Martin Lau, president of the Chinese tech giant, told analysts on an earnings call that it had purchased components from Nvidia (NVDA) early, allowing it to keep developing its generative AI model for at least “a couple of generations.”
“One of the key things that we have done was actually we were the first to put in orders for [the] H800, and that allows us to have a pretty good inventory,” Lau said.
He added that Tencent was now scouting new suppliers within China “for these training chips.”
Lau did not specify when the purchase took place, but the H800 is among the products restricted from sale to China due to US export curbs announced last month, Nvidia said in October regulatory filings. It is one of the chipmaker’s advanced AI chips designed for use in data centers, the physical facilities used to store troves of electronic information.

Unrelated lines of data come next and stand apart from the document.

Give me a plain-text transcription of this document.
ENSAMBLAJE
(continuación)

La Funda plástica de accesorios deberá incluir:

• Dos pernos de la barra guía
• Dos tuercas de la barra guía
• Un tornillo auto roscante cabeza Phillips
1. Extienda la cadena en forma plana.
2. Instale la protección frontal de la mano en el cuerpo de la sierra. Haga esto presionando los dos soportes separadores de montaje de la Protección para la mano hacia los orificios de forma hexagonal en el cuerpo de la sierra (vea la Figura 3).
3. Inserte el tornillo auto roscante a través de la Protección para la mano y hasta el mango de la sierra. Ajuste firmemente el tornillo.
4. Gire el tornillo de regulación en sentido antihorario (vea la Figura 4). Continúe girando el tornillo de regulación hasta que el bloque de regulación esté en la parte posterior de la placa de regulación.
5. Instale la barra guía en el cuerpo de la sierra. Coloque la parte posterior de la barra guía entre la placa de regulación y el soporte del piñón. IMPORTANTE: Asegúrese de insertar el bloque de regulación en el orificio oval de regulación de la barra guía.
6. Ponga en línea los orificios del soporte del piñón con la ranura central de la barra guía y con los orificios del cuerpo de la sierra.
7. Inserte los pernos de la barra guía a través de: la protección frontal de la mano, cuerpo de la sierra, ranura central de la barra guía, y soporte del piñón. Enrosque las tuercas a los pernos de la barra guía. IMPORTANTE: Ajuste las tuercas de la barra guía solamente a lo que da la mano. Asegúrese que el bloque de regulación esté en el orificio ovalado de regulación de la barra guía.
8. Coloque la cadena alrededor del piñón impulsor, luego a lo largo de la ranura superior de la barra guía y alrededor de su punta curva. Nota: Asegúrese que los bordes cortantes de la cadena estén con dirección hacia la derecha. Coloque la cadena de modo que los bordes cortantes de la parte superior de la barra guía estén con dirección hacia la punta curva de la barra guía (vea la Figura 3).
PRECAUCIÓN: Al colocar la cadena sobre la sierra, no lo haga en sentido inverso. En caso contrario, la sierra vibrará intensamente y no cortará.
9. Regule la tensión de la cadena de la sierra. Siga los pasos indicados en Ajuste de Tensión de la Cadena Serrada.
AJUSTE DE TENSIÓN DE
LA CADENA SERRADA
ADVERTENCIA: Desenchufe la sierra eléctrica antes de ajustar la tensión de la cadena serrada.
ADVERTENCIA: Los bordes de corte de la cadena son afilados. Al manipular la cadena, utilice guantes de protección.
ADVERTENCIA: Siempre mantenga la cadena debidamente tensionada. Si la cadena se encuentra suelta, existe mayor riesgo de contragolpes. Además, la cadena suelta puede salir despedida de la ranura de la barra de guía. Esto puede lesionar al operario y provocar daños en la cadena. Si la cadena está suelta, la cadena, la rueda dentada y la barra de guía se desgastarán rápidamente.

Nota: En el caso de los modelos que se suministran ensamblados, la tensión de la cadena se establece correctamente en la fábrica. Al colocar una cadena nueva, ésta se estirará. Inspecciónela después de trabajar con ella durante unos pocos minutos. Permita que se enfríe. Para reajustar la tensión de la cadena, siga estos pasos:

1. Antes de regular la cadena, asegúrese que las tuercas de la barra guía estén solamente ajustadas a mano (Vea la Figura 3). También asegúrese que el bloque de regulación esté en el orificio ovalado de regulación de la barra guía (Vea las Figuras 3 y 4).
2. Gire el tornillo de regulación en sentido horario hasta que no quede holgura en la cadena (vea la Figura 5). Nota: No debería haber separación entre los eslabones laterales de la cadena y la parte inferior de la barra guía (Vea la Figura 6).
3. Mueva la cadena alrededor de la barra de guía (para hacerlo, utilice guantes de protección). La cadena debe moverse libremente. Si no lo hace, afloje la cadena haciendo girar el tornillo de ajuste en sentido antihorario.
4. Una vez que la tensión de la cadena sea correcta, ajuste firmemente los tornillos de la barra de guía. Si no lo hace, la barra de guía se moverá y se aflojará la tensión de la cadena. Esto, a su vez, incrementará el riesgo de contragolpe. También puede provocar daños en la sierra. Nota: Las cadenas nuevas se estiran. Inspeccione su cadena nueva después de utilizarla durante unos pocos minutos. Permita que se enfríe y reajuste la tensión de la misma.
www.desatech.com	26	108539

In late October, Nvidia disclosed that the just-announced restrictions had come into effect “immediately,” weeks earlier than scheduled.
Over the past year, the United States and China have progressively escalated a feud over access to the most advanced semiconductors, as well as the materials and equipment needed to create the technology.
Washington’s decision to reduce the types of semiconductors that American companies can sell to China last month further tightened a set of export controls first introduced in October 2022 on national security grounds.
The Biden administration deems the latest measures necessary to prevent potential use of the hardware for China’s military advancement and to close loopholes in existing regulations. In response, Beijing has accused Washington of “weaponizing trade and tech issues.”
The standoff has led other Chinese firms to build up their chip supplies.
This month, one of China’s most prominent tech investors, Kai-Fu Lee, told Bloomberg that his new Beijing-based startup, 01.AI, had also stockpiled chips it needed for the near future.
The company began assembling its reserve of chips earlier this year, even using borrowed funds from Lee’s venture firm Sinovation Ventures, because “we felt we had to,” he told the media outlet in an interview. The venture capital firm did not respond a request for comment on the matter.
The practice of stockpiling is not new. In recent years, before it was slapped with crippling US trade restrictions in 2020, Chinese tech giant Huawei also “stockpiled a two-year supply of chips prior to US entity restrictions taking effect,” according to a report from the Center for Strategic and International Studies.
China’s top chipmaker, Semiconductor Manufacturing International Corporation (SMIC), has also “amassed a large number of machines and potentially also a large stockpile of spare parts that it can draw from,” the report said.
While the US export ban currently does not “affect the development of Hunyuan and our AI capability in the near future,” Tencent is concerned it could affect its ability to resell components to other customers, according to Lau, referring to its AI bot.
“Going forward, we will have to figure out ways to make … the usage of our AI chips more efficient,” namely by working to retain most of the company’s high-performance chips for training the model, he added.
Hunyuan, which Tencent says is meant to denote “something that is all encompassing and without limit,” was launched by the Shenzhen-based company in September.
The bot was developed specifically for corporate users, allowing them to catch up on meetings by viewing automated summaries or put together documents more efficiently, Lau told analysts.
The platform is currently available on a limited basis to customers and the public, according to Tencent.
The company has reported solid earnings for the quarter ended September, logging a 10% jump in revenue that met analyst expectations. Sales surged to 154.6 billion yuan ($21.3 billion) compared to the same period a year ago, while profit attributable to shareholders climbed 39% to 44.9 billion yuan ($6.2 billion).